Il 31 luglio un quotidiano locale ha pubblicato una lista di dieci persone ricercate dalle autorità in relazione ai disordini, fra queste Kalpona Akter, Babul Akhter del BWCS e un consulente sindacale, Montu Ghosh, quest’ultimo arrestato la sera del 30 luglio. Gli altri leader sindacali citati nell’articolo sono Mahbub Islam, Bazlur Rashid Feruz, Moshrefa Mishu, Sultan Bahar, Nasim Nasrin, Ruhul Amin e Abul Hossain.

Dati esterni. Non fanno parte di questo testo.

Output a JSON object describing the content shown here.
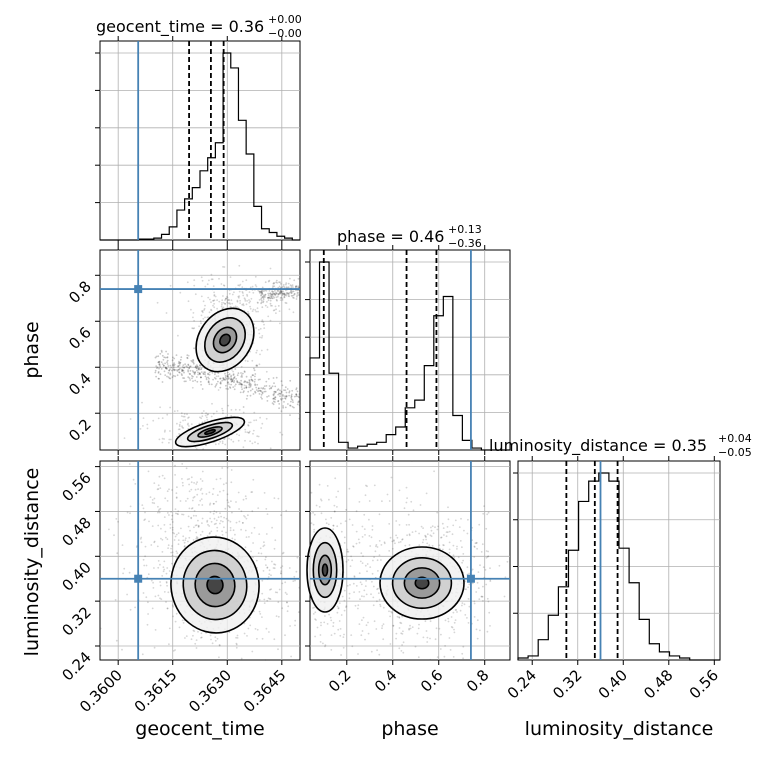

La causa immediata della revoca inflitta al BCWS dello stato giuridico di ong potrebbe ricollegarsi al sostegno offerto a un gruppo di lavoratori impegnati nel dare vita a un sindacato indipendente in una particolare fabbrica di abbigliamento, la Nassa Global Wear. I lavoratori si erano rivolti al BCWS nell’aprile scorso per chiedere assistenza nella risoluzione di una vertenza con i titolari dell’azienda, ufficiali dell’esercito in congedo, che potrebbero aver usato la loro influenza politica per far revocare al BCWS la registrazione come ong. A riprova di questo c’è il fatto che i dirigenti della Nassa erano stati in grado di informare i lavoratori il 6 giugno dell’imminente chiusura del BCWS, quattro giorni prima che il BCWS ricevesse dagli uffici competenti la notifica ufficiale della cancellazione.
Nassa Global Wear produce per diversi marchi europei e nordamericani, fra i più importanti Wal-Mart, Carrefour, Tesco e H&M. BCWS riferisce di aver discusso del caso con funzionari di Wal-Mart in Bangladesh.